3. The Importance of Branding to Photographers
Sensory transference is a phenomenon by which human beings may transfer sensations created by packaging to the product itself. It is well documented that in taste tests, more attractive packaging can cause a taster to actually give better scores to the FLAVOR of a product if the packaging is on display. You can read more about this here:
http://www.getrichslowly.org/blog/2007/08/13/malcolm-gladwell-on-the-power-of-marketing/
The same concept holds true for our images. I have no doubt that a consumer will "rate" images superior if shown on a beautiful, professional website, and mark them down if poorly presented on a cobbled-together page. In fact, your brand as a whole (reputation, business name, logo, website, marketing materials, use of social media, etc) can influence how consumers judge the quality of your work.
There is a prejudice that has been expressed in this thread that any branding or marketing efforts are by-definition an attempt to make our products and services look better than they are, or to "put one over" on customers. This is one approach to branding, but one that I don't believe is a viable long-term strategy.
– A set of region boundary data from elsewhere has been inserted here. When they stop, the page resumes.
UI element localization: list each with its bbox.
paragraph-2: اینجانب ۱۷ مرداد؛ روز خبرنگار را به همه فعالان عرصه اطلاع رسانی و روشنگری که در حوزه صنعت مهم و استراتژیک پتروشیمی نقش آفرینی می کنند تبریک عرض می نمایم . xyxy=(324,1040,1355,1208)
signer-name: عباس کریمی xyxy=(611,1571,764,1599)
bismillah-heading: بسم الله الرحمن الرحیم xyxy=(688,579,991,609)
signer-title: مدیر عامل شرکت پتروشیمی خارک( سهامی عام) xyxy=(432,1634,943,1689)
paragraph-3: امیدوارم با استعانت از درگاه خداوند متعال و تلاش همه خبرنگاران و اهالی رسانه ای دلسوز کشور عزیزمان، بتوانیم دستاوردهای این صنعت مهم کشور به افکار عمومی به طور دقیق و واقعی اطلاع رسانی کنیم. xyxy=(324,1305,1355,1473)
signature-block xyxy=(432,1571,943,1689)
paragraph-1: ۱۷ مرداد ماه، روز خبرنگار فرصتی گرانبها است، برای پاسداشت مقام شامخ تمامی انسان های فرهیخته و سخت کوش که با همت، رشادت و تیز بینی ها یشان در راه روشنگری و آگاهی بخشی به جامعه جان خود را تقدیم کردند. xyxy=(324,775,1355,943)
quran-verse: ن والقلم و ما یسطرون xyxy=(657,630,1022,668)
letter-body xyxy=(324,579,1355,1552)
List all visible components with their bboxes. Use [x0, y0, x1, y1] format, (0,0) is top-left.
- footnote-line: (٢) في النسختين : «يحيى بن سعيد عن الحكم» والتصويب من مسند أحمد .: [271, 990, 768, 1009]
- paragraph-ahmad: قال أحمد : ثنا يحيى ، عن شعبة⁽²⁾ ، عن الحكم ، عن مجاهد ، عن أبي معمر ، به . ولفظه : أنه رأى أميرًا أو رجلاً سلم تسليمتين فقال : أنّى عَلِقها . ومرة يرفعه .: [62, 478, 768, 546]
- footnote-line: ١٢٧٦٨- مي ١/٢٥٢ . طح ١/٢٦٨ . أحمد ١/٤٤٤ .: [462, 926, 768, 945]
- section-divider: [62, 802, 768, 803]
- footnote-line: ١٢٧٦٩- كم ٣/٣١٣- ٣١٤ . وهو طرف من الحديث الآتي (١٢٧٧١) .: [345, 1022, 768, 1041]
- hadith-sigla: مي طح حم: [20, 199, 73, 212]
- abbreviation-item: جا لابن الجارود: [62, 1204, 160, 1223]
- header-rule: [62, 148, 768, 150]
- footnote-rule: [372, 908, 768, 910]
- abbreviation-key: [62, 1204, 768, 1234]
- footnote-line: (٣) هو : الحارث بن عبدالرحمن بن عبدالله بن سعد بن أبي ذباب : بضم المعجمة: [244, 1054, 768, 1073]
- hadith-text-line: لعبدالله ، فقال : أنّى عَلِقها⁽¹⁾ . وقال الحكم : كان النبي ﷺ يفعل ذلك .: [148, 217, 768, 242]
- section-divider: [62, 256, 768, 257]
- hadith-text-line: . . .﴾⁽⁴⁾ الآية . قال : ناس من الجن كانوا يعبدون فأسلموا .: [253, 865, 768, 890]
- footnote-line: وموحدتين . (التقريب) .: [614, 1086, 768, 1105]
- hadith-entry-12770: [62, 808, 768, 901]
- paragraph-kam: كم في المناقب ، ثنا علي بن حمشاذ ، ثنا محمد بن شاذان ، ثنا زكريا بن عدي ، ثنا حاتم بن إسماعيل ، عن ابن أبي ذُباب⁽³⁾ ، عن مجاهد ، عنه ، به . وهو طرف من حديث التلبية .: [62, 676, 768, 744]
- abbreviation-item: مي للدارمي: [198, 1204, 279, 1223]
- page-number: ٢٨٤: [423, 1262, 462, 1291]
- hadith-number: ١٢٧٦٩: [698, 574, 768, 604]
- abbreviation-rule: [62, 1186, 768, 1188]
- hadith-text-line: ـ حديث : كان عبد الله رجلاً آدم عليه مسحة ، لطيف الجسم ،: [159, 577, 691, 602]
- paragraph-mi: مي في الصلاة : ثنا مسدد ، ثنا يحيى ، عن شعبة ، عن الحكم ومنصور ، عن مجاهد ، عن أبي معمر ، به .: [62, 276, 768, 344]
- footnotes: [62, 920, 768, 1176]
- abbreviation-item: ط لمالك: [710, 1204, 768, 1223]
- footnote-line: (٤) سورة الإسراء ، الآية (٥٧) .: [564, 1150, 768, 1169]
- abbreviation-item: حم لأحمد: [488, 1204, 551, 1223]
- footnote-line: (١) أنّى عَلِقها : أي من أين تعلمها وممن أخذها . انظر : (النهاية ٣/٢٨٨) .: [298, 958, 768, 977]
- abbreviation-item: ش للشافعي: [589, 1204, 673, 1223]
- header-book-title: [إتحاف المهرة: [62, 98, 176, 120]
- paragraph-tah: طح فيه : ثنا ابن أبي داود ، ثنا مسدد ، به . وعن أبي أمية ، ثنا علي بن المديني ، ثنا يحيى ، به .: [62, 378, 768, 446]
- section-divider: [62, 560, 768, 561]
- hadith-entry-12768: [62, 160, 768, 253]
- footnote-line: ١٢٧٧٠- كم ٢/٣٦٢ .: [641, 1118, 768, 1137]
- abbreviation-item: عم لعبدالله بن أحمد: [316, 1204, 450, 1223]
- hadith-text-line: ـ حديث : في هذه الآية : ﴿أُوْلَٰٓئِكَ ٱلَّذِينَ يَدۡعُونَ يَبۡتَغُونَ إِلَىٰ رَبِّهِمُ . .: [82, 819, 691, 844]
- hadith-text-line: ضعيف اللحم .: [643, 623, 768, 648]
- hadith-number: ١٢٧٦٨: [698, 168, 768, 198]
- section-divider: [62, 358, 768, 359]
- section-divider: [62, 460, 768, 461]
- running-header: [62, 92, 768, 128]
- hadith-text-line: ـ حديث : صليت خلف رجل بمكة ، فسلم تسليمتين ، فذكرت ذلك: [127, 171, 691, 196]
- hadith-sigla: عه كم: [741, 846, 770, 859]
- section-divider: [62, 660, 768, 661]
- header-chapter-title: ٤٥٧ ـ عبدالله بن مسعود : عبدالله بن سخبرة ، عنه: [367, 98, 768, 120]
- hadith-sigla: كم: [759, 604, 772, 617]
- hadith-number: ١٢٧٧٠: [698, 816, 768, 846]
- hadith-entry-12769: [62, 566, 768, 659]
A big part of my branding efforts involve educating clients, rather than manipulating their ignorance.
For instance: a true hands-off documentary approach is what I consider the most important aspect of my wedding coverage. While I do create some posed images, I consider the documentary work to be my focus. However, the average client frequently cannot tell the difference between a loose, contemporary editorial portrait with competent posing and a true hands-off documentary shot when reviewing portfolios (of course they will know the difference when they are the ones in the pictures!). The manufactured portrait will almost always be "prettier" than true documentary work, so it's up to me to educate the client on the value of capturing real moments as they happen, and how to tell the difference between those and staged portraits.
In summary:
The act of branding is the careful consideration of any vector by which a consumer might form an image of your business or work, and the intentional adjustment of these vectors to ensure that the desired impression is created.